Unlike most viruses that spread to new cells by bombarding them with millions of particles, herpes simplex virus type 1 (HSV-1)—a virus that causes cold sores and genital lesions—requires just one or two viral particles to infect a skin cell in the first stage of cold sore formation, a study in Proceedings of the National Academy of Sciences reports.
“The fact that just one or two virus particles are involved is surprising because these viruses can replicate themselves hundreds of times in a single cell,” says Matthew Taylor, first author of the study and a postdoctoral researcher in the laboratory of Lynn Enquist, professor of molecular biology at Princeton University.
The bottleneck occurs when HSV-1 particles, which can lie dormant in the cells of the nervous system for decades after initial infection, awaken and invade a nearby skin cell, the first stage in sore formation. Once inside the skin cell, a single viral particle multiplies and spreads millions of copies to nearby skin cells, creating a visible lesion or “cold sore.” The virus can then spread to new individuals through skin-to-skin contact.
This restriction to one or two particles limits the genetic diversity of the virus that spreads to the next individual, Enquist says. This puts the virus at a disadvantage, because having a variety of distinct genomes enhances the overall chances of the virus surviving and spreading. A well-known example of a virus that relies on genetic diversity to thrive is HIV, which involves large numbers of viral particles with distinct genomes.
In the case of herpes viruses, Enquist says: “The number of different genomes that infect the cell is remarkably low, so any mutations that weaken the virus are unlikely to survive. Only the most fit viral particles will survive and replicate in the epithelial [skin] cells, and be available to transmit to the next individual.”

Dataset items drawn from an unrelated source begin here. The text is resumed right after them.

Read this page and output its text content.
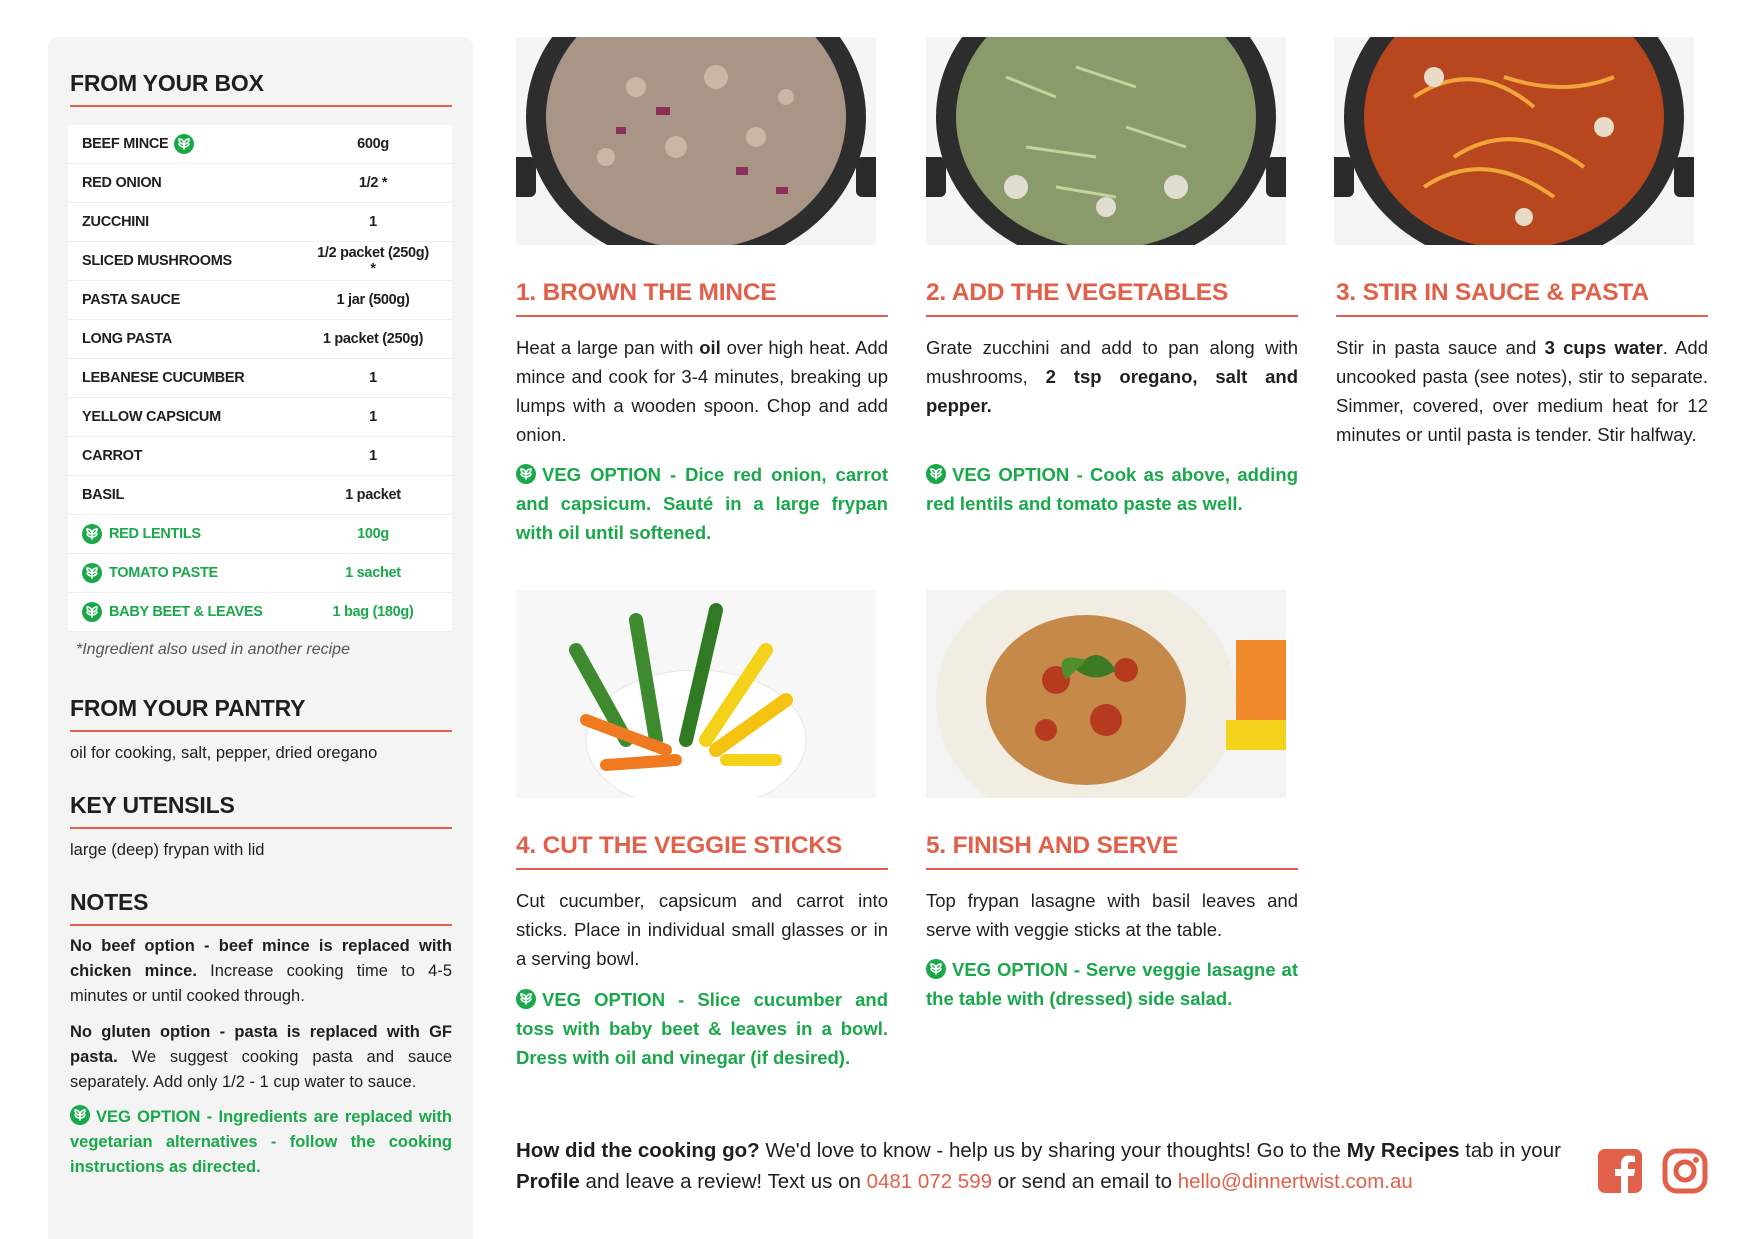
FROM YOUR BOX
BEEF MINCE	600g
RED ONION	1/2 *
ZUCCHINI	1
SLICED MUSHROOMS	1/2 packet (250g) *
PASTA SAUCE	1 jar (500g)
LONG PASTA	1 packet (250g)
LEBANESE CUCUMBER	1
YELLOW CAPSICUM	1
CARROT	1
BASIL	1 packet
RED LENTILS	100g
TOMATO PASTE	1 sachet
BABY BEET & LEAVES	1 bag (180g)
*Ingredient also used in another recipe
FROM YOUR PANTRY
oil for cooking, salt, pepper, dried oregano
KEY UTENSILS
large (deep) frypan with lid
NOTES
No beef option - beef mince is replaced with chicken mince. Increase cooking time to 4-5 minutes or until cooked through.
No gluten option - pasta is replaced with GF pasta. We suggest cooking pasta and sauce separately. Add only 1/2 - 1 cup water to sauce.
VEG OPTION - Ingredients are replaced with vegetarian alternatives - follow the cooking instructions as directed.
1. BROWN THE MINCE
Heat a large pan with oil over high heat. Add mince and cook for 3-4 minutes, breaking up lumps with a wooden spoon. Chop and add onion.
VEG OPTION - Dice red onion, carrot and capsicum. Sauté in a large frypan with oil until softened.
2. ADD THE VEGETABLES
Grate zucchini and add to pan along with mushrooms, 2 tsp oregano, salt and pepper.
VEG OPTION - Cook as above, adding red lentils and tomato paste as well.
3. STIR IN SAUCE & PASTA
Stir in pasta sauce and 3 cups water. Add uncooked pasta (see notes), stir to separate. Simmer, covered, over medium heat for 12 minutes or until pasta is tender. Stir halfway.
4. CUT THE VEGGIE STICKS
Cut cucumber, capsicum and carrot into sticks. Place in individual small glasses or in a serving bowl.
VEG OPTION - Slice cucumber and toss with baby beet & leaves in a bowl. Dress with oil and vinegar (if desired).
5. FINISH AND SERVE
Top frypan lasagne with basil leaves and serve with veggie sticks at the table.
VEG OPTION - Serve veggie lasagne at the table with (dressed) side salad.
How did the cooking go? We'd love to know - help us by sharing your thoughts! Go to the My Recipes tab in your Profile and leave a review! Text us on 0481 072 599 or send an email to hello@dinnertwist.com.au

Although bottlenecks can ensure that only the most fit viruses are transmitted to the next individual, they also can be points at which the infection is more susceptible to immune system responses and drug treatments.
The findings suggest that other viruses related to HSV-1—known as alpha-herpes viruses—may have similar bottlenecks, including herpes simplex viruses type 2, which causes cold sores and genital lesions, and varicella zoster virus, which causes chicken pox and shingles. It remains to be determined if a bottleneck exists for other viruses that spread from infected neurons, such as poliovirus and the West Nile virus.
“This work changes the way that we think about herpes virus spread,” says Julie Pfeiffer, an associate professor of microbiology at the University of Texas Southwestern Medical Center who is familiar with the study but had no role in it. “This study demonstrated that these neuron-to-epithelial cell viral-transmission events are surprisingly efficient, but they are initiated by a very small number of viruses. This work has interesting implications for herpesvirus transmission and evolution.”
To determine the number of virus particles that infect the skin cell, the researchers constructed three genetically unique viral genomes labeled with either red, green, or blue fluorescent tags, and then infected cells with the particles and analyzed them for the presence of the three colors. They counted the number of cells containing one, two, or all three colors and used statistical analysis to determine the number of unique viral genomes expressed in each cell.
The method, which was originally developed by Kobiler, Enquist, and colleagues in Princeton’s mathematics department and initially published in 2010 in Nature Communications, revealed that most skin cells express less than two viral genomes on average.
Taylor then filmed individual virus particles of pseudorabies virus, a model alpha-herpes virus that infects animals, as the particles exited neurons and entered skin cells and found the bottleneck limiting infection to one or two particles exists for pseudorabies virus as well.”It is really amazing to see this happening in living cells.”
Oren Kobiler, a former Princeton postdoctoral researcher now at Tel Aviv University, is a co-author on the study, which was supported by the National Institutes of Health and the American Cancer Society.